Patrick and McCray, with one NFL start between them, fell more into the category of relative unknowns going into the contest. With Don Barclay out, it was initially expected McCray and Patrick would provide interior depth, while Murphy and 2016 second-round pick Jason Spriggs backed up the tackles.

Those plans quickly changed after Spriggs’ hamstring flared up in Atlanta and Murphy injured his foot Sunday against Cincinnati. With both on IR, it was up to offensive line coach James Campen and assistant Jeff Blasko to get McCray and Patrick ready to expand their resumes.

McCray had the slight advantage of taking reps for Bulaga at right tackle the past two weeks, but Thursday marked Patrick’s first offensive action in an NFL regular-season game.

Signed as a tryout player in the 2016 rookie orientation camp, Patrick (6-3, 313) traveled the hardest road any undrafted rookie can overcome in a quest to play in the NFL.

He then had his first training camp in Green Bay sabotaged by a hand injury that forced him to wear a club throughout the preseason.

While Patrick didn’t make the 53-man roster in 2016, he spent his entire rookie season on Green Bay’s practice squad before earning a spot in his second go-around this summer.

“You really can’t put it into words,” Patrick said. “It’s a lot of hard work and a lot of sleepless nights not knowing where you’re going to be. It’s pretty special, especially the way we won, who we won against. I couldn’t have asked for a better start, better experience playing with the guys we were with.”

McCray, who previously played with the Orlando Predators of the Arena Football League in 2016, was discovered by Packers senior personnel executive Alonzo Highsmith during a workout at the University of Central Florida’s pro day.

The 6-foot-3, 317-pound offensive lineman has given the Packers good bang for their buck, playing 371 offensive snaps going back to the preseason. He’s split his snaps at both guard positions, center and now right tackle in Bulaga’s absence.

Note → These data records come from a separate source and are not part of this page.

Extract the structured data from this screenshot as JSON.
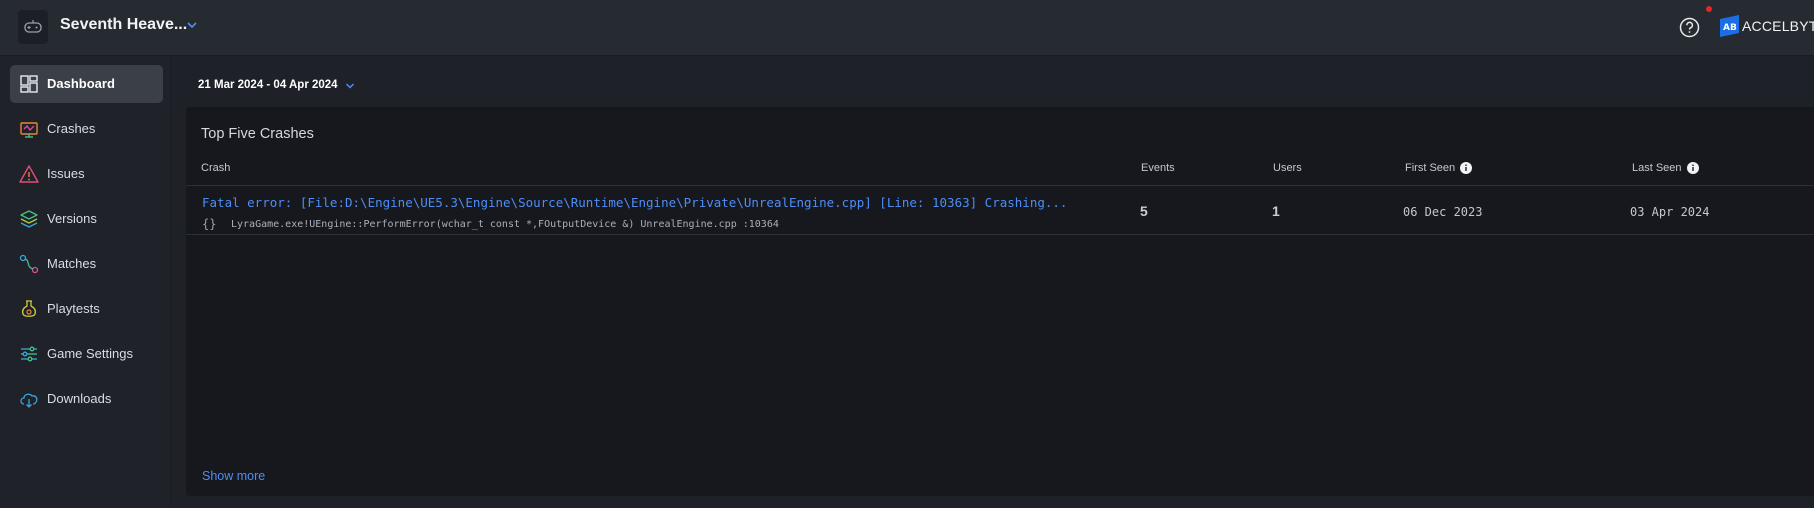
{
  "header": {
    "game_name": "Seventh Heave...",
    "brand_name": "ACCELBYTE"
  },
  "sidebar": {
    "items": [
      {
        "label": "Dashboard",
        "icon": "dashboard-icon",
        "active": true
      },
      {
        "label": "Crashes",
        "icon": "crashes-icon"
      },
      {
        "label": "Issues",
        "icon": "warning-icon"
      },
      {
        "label": "Versions",
        "icon": "layers-icon"
      },
      {
        "label": "Matches",
        "icon": "matches-icon"
      },
      {
        "label": "Playtests",
        "icon": "flask-icon"
      },
      {
        "label": "Game Settings",
        "icon": "sliders-icon"
      },
      {
        "label": "Downloads",
        "icon": "cloud-download-icon"
      }
    ]
  },
  "filters": {
    "date_range": "21 Mar 2024 - 04 Apr 2024"
  },
  "panel": {
    "title": "Top Five Crashes",
    "columns": {
      "crash": "Crash",
      "events": "Events",
      "users": "Users",
      "first_seen": "First Seen",
      "last_seen": "Last Seen"
    },
    "rows": [
      {
        "title": "Fatal error: [File:D:\\Engine\\UE5.3\\Engine\\Source\\Runtime\\Engine\\Private\\UnrealEngine.cpp] [Line: 10363] Crashing...",
        "brace": "{}",
        "frame": "LyraGame.exe!UEngine::PerformError(wchar_t const *,FOutputDevice &) UnrealEngine.cpp :10364",
        "events": "5",
        "users": "1",
        "first_seen": "06 Dec 2023",
        "last_seen": "03 Apr 2024"
      }
    ],
    "show_more": "Show more"
  },
  "colors": {
    "accent": "#4e8df5",
    "notification": "#e3262b",
    "brand": "#1a6fe6"
  }
}
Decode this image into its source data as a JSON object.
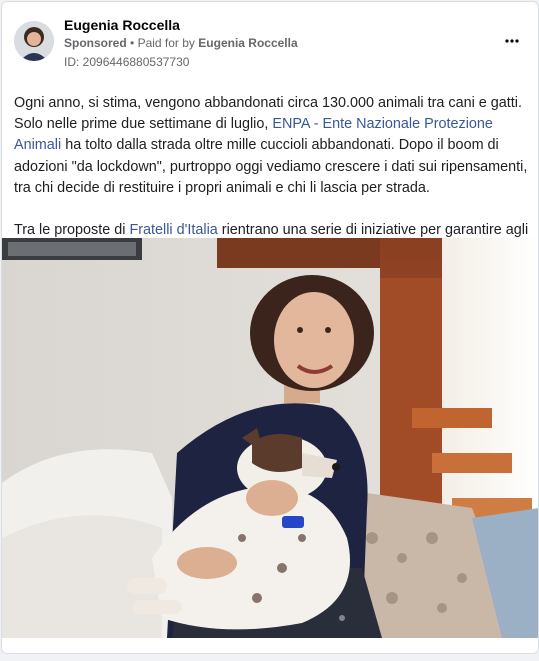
{
  "ad": {
    "advertiser_name": "Eugenia Roccella",
    "sponsored_label": "Sponsored",
    "separator": "•",
    "paid_for_prefix": "Paid for by",
    "paid_for_name": "Eugenia Roccella",
    "id_text": "ID: 2096446880537730",
    "more_icon": "more-horizontal-icon",
    "body": {
      "p1_a": "Ogni anno, si stima, vengono abbandonati circa 130.000 animali tra cani e gatti. Solo nelle prime due settimane di luglio,",
      "p1_link": "ENPA - Ente Nazionale Protezione Animali",
      "p1_b": "ha tolto dalla strada oltre mille cuccioli abbandonati. Dopo il boom di adozioni \"da lockdown\", purtroppo oggi vediamo crescere i dati sui ripensamenti, tra chi decide di restituire i propri animali e chi li lascia per strada.",
      "p2_a": "Tra le proposte di",
      "p2_link": "Fratelli d'Italia",
      "p2_b": "rientrano una serie di iniziative per garantire agli…"
    },
    "colors": {
      "link": "#385898",
      "meta": "#65676b",
      "text": "#1c1e21"
    }
  }
}
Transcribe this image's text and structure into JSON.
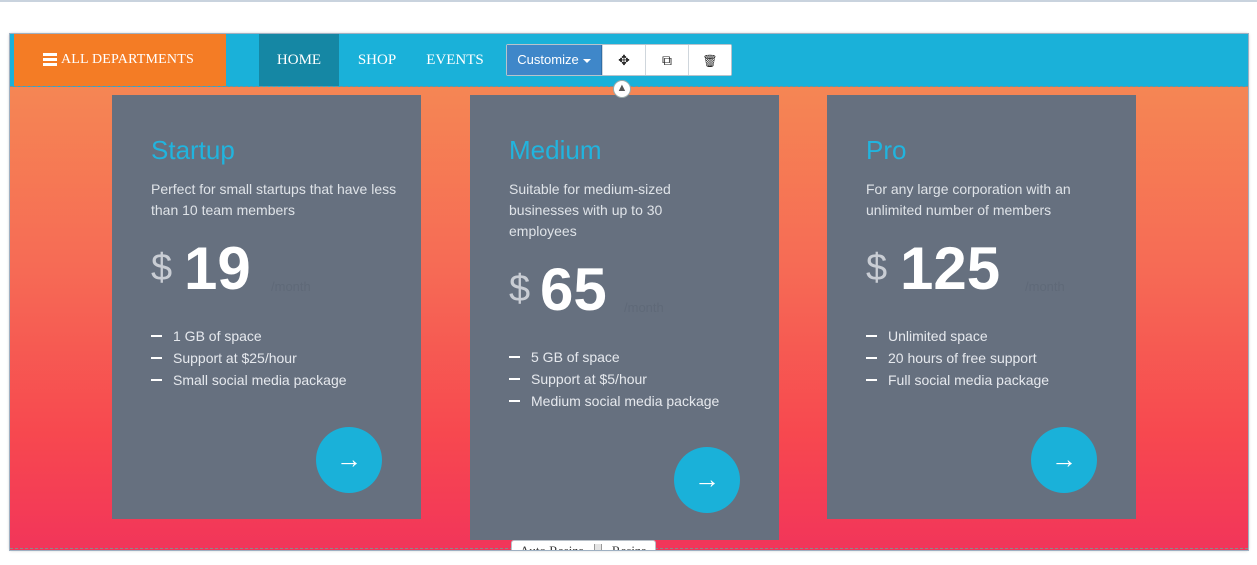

“Home is wherever they need me to play,” McCray said. “Everybody in here had total faith in us. The guys in our room, we work hard every day and believe we can go out there and put any five on the line and make work of it. We didn’t do anything we didn’t expect to do.”

The Packers now have a long weekend to rest before returning on Tuesday. After using four different starting units in the first four games, the Packers remain hopeful things will settle down once Bakhtiari and Bulaga are back in the lineup.

The situation wasn’t exactly ideal for Taylor to slide over and two other undrafted free agents to join him in the starting lineup, but that’s the reality of the situation.

It goes back to what Rodgers often says to young players – there are no excuses. You have to be ready to play regardless of the situation or who is available.

While the Packers couldn’t have envisioned a situation unfolding like it did Thursday when four natural guards are in the starting lineup, it made for a night none of the three natural guards will ever forget.

“This is going to be a memory for the rest of my life,” Patrick said. “I’ll never forget this. I’ll never forget the words shared with fellow teammates, the opponent. It was really special.

“It doesn’t matter who it is. It doesn’t matter what numbers are at what position. We’re ready to go.”